Velhasıl, Jorge Jesus'a naçizane tavsiyem, köylülerini de yanına alıp bir an önce memleketine dönmesi.

İnsansız futbol ürettik
Atatürk Olimpiyat Stadı'nda geçen hafta 562 biletli seyirciyle "Süper" (!) Lig maçı oynandı. Karagümrük - Başakşehir maçının hasılatı, takımların kamp yemeklerini bile karşılamadı.
Peki yanlış nerede? İstanbul'un seyircisiz kulüpleri ligin keyfini mi kaçırdı? Bu ligde coşkulu taraftara sahip Anadolu takımlarının yer alması için bir düzenlemeye mi ihtiyaç var? Stadın yeri mi yanlış? Bilet ücretleri mi pahalı? Futbolun kalitesi mi seyirciyi statlardan uzaklaştırdı? Yoksa televizyonlarda hafta sonu her yarım saatte bir maç yayınlanması, futbolseverleri evdeki koltuğa mı bağladı? Sebebi her ne ise "Süper" (!) Lig, 562 kişiye oynanmamalı.
Etsiz çiğ köfte, kafeinsiz kahve neyse de seyircisiz futbol hiç çekilmiyor.

Kıssadan hisse
Yazıya sosyal medyada rastladım. Tolga Aktaç paylaşmış. Yazı kendisine mi ait, yoksa başka bir yerden mi alıntı bilmiyorum. Ama paylaşmadan edemedim. Çünkü içinde müthiş bir ders barındırıyor:
Fransız kimyacı Lavoisier 51 yaşında iken, mahkeme kendisini giyotinle ölüme mahkum eder. Giyotine giderken matematikçi arkadaşı Langrange'e "Kafam sepete düştüğünde gözlerime bak. Eğer iki kere göz kırparsam, insanın kafası kesildikten sonra bir süre daha beyin düşünmeye devam etmekte demektir" der. Kafası giyotinle kesilir, sepete düşer ve gülerek iki kere göz kırpar.

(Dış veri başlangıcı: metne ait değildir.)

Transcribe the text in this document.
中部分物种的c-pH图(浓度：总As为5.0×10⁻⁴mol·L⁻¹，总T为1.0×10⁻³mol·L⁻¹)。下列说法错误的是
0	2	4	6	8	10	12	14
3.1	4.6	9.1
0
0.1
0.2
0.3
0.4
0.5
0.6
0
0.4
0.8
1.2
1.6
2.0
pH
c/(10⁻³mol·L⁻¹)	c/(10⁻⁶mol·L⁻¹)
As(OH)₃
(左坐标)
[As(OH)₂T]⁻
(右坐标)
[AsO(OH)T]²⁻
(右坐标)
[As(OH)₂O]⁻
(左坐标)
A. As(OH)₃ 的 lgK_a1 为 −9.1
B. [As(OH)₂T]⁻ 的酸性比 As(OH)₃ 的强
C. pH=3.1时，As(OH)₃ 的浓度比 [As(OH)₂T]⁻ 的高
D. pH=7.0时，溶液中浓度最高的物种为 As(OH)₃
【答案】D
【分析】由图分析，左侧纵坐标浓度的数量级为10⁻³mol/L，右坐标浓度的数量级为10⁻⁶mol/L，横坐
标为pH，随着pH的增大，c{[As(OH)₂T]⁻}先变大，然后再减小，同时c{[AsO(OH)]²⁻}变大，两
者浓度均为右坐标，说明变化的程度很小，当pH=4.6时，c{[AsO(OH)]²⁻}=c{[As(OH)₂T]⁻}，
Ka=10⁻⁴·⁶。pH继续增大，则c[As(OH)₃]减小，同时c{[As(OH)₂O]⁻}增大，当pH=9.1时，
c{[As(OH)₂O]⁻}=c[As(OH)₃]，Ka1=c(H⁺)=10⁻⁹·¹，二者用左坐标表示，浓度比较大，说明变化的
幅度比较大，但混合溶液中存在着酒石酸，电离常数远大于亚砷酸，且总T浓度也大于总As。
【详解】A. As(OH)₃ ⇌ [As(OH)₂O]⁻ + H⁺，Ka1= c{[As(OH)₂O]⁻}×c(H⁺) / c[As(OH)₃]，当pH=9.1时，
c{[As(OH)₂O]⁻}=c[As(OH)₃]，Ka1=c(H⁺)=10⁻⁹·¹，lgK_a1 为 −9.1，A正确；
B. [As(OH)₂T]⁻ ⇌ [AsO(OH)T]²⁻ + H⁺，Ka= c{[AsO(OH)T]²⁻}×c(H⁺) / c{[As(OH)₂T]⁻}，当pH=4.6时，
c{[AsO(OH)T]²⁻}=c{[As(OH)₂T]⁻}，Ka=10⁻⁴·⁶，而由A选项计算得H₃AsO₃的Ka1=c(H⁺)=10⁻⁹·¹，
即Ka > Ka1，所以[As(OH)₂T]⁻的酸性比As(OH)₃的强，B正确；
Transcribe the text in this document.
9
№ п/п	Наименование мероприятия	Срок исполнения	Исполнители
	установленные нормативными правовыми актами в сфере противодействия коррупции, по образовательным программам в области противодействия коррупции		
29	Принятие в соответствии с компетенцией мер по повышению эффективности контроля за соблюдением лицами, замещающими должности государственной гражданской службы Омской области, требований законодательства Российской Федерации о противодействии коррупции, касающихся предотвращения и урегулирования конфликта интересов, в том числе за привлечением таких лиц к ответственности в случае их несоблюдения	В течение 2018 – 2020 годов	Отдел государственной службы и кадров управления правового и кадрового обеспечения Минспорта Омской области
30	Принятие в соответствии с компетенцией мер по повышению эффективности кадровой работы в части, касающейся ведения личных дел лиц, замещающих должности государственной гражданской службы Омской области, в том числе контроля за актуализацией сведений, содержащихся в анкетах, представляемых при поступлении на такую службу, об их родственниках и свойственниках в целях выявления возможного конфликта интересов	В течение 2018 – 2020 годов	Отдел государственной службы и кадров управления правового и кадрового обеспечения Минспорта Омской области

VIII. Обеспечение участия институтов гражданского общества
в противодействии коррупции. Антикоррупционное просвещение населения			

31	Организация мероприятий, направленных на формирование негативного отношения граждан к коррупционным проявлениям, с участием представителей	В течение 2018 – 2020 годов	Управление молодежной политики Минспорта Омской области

Langrange diyor ki; "Lavoisier'in son saniyedeki ispat arayışı, bilimselliğin yüzyıllar sürecek meşalesidir. İnsanları duyduklarına inanmaya değil, düşünmeye ve sorgulamaya davet ediyorum. Son nefesimize kadar düşünmeye, sorgulamaya devam edelim..."
Özellikle son derece kirli bir seçim kampanyası yürütenlerin çoğunlukta olduğu bir dönemde bu anekdot kafanızın bir köşesinde kalsın istedim.

Gaf'let kürsüsü
İçinde hasta bulunan ambulans yol ortasında haczedilip, çekiciye yüklendi. İçindeki diyaliz hastası dakikalarca yeni ambulans bekledi.

Zap'tiye
Ligin selametle bitmesi için yabancı VAR hakemi şart oldu. VAR'a VAR'a VAR'dığımız noktaya bakar mısınız?

Ne demiş?
"Sigarayı bırakma bandı işe yaradı. Gözlerime yapıştırdım, yarım saattir sigarayı arıyorum, bulamıyorum. Hayırlısı bakalım..." (Sosyal medyadan)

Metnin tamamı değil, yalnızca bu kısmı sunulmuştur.